New model designs also let us think about search fundamentally differently. There is no reason that we can’t have an ML agent which handles every aspect of the search, such as what states to explore next.
For mathematical knowledge, the problem is really a lack of data. First, there is a lot of general math knowledge out there on the Internet or in other theorem provers, and we shouldn’t be afraid to use it. Moreover, there is a lot of low level mathematical information available in theorem provers to use.
But also, there is so much mathematical knowledge to be had just from reinforcement learning. Imagine the simple case where an agent reaches a goal which is false. First, it could learn this through RL and a value function. But, it still wouldn’t be able to distinguish a goal which is false from one which is just hard to prove. By devising a game, we could have an agent learn to find counterexamples to goals. Not only would this game help a model find false goals, but it instills mathematical knowledge to the model. This is just scratching the surface of what knowledge we can find through self-supervised learning.

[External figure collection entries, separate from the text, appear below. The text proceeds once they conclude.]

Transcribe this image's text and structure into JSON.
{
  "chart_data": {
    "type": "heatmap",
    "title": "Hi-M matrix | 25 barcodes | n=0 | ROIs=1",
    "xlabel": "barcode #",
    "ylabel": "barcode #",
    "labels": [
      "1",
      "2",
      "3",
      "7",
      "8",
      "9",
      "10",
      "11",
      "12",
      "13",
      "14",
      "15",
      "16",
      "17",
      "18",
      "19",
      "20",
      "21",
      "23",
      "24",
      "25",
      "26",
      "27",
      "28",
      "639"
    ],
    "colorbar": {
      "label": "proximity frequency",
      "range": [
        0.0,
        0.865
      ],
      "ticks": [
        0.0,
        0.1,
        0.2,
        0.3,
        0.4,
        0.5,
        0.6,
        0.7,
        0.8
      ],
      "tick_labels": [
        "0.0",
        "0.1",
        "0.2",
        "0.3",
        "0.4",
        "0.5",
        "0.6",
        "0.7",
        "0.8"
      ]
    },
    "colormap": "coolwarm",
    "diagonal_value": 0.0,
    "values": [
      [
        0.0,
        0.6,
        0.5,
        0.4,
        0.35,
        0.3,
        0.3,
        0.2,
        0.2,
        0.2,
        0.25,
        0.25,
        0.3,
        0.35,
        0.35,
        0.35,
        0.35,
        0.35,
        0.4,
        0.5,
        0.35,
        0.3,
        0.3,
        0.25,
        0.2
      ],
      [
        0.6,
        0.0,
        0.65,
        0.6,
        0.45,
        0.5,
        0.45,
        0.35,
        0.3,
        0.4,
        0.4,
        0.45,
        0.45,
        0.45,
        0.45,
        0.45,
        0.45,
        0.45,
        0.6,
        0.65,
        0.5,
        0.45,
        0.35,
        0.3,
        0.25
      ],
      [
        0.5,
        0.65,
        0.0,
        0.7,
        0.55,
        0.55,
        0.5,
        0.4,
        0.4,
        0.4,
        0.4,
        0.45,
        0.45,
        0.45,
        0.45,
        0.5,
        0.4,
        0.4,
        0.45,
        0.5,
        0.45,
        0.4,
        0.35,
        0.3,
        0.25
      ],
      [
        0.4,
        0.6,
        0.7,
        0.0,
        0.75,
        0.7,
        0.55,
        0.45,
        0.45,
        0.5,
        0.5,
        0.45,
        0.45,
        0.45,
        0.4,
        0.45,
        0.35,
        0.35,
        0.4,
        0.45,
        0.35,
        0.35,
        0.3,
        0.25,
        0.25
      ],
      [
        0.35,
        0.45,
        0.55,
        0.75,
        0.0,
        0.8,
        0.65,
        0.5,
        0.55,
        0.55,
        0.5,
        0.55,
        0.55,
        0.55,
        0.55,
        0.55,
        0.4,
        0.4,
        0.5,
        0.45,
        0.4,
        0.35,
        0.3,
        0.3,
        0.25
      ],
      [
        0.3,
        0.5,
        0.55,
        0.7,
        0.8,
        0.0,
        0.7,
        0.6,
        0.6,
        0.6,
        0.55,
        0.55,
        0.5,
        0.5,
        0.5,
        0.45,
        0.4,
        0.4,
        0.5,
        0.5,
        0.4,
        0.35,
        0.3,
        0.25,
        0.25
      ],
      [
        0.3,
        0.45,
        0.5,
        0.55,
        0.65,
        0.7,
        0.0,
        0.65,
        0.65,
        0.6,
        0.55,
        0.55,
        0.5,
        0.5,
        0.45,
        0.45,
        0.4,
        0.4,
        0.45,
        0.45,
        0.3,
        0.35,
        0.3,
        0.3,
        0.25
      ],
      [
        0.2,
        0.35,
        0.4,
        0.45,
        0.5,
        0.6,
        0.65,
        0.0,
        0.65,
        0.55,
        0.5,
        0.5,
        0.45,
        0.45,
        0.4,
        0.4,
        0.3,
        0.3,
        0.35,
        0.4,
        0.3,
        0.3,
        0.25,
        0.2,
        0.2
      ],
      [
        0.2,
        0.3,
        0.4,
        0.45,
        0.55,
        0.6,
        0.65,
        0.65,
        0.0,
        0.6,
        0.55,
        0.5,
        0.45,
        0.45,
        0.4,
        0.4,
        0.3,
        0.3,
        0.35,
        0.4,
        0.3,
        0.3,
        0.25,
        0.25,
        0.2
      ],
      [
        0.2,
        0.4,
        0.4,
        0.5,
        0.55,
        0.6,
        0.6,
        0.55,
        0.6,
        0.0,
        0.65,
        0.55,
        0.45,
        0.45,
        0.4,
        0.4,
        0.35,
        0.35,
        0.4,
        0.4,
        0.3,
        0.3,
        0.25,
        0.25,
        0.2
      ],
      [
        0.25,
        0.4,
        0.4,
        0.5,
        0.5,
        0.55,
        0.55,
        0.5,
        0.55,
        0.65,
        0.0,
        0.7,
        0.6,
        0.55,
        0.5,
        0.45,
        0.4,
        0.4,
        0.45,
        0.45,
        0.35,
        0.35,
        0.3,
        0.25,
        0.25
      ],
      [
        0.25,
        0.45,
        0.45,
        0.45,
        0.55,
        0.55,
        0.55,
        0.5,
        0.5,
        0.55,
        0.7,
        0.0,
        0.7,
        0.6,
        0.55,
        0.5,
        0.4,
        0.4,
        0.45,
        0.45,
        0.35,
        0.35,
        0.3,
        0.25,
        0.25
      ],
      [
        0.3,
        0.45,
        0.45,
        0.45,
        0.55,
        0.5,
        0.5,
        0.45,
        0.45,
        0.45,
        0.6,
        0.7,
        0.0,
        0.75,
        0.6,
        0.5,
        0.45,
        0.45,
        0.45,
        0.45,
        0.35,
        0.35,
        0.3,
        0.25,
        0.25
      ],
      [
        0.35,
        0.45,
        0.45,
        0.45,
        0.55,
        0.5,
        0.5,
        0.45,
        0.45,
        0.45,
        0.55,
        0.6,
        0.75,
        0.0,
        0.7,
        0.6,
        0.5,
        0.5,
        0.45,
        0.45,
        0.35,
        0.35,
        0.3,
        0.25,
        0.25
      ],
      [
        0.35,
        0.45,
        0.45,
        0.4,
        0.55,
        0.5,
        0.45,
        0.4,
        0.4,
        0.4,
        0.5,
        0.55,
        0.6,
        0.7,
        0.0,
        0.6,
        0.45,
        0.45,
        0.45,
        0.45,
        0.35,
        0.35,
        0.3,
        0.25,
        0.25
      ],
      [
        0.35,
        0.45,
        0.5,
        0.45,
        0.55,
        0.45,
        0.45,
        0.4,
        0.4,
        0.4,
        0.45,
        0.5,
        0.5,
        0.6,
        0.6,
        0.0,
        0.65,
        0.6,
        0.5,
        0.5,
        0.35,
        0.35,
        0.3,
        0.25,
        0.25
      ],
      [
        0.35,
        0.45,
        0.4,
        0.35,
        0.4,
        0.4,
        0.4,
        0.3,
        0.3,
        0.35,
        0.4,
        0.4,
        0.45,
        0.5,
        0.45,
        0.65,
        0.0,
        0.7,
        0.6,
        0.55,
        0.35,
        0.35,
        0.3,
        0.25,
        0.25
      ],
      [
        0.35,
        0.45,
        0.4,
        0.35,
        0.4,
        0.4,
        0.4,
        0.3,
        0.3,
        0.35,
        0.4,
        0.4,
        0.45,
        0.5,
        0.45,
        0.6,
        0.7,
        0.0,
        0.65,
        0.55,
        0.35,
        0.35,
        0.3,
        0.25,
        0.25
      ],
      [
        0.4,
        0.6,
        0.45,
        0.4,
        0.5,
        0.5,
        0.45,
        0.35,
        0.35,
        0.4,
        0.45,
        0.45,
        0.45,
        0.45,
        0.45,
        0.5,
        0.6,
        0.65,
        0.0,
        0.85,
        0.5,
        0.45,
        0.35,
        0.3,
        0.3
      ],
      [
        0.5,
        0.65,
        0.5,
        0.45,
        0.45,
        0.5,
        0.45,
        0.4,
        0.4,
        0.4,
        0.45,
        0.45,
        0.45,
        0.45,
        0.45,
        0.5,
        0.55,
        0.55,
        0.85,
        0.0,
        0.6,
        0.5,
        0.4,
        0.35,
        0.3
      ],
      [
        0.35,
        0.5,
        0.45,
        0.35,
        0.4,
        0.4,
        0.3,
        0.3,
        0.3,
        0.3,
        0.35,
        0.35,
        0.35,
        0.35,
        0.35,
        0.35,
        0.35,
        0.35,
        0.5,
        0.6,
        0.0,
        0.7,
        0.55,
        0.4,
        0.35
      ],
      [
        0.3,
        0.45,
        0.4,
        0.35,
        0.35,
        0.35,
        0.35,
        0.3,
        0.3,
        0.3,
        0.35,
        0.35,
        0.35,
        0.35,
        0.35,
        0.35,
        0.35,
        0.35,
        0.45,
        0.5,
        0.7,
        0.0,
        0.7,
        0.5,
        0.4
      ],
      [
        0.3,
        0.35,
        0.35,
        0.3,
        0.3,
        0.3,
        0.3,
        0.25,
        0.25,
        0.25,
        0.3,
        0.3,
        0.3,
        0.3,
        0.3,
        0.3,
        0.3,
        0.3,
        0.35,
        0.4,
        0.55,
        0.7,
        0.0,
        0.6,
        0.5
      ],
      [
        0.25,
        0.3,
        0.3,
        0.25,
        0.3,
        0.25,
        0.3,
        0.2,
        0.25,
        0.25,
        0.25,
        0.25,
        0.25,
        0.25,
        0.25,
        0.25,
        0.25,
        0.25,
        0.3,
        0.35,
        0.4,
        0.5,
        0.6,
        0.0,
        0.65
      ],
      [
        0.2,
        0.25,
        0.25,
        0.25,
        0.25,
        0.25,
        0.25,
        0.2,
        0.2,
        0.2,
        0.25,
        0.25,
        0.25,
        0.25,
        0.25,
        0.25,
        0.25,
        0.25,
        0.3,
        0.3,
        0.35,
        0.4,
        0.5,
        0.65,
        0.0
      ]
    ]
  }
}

Also, in RL, if a model finds a proof of some part of a theorem, that alone is a lemma that the agent can now prove. Moreover, we could even try to add this lemma to the library to be used for future iterations.
As for models, language models make it easier to incorporate external mathematical knowledge, and also make it easier for the model to learn new types of mathematical knowledge. For example, if we play the game where we try to show a goal is false, we usually need to find a counterexample, and language models make that easy.
RL is certainly a form of adaptation, but it is in many ways it is too slow. Another form of adaptation is to train a model on many related settings. The model doesn’t specialize to any of them.
An important part of adaptation is being able to access new information. Current neural networks are really bad at this, but new sequence models are coming down the line that will really help with this I think. This could fundamentally change the way we think about what it means to “learn” or even to “train” an AI agent.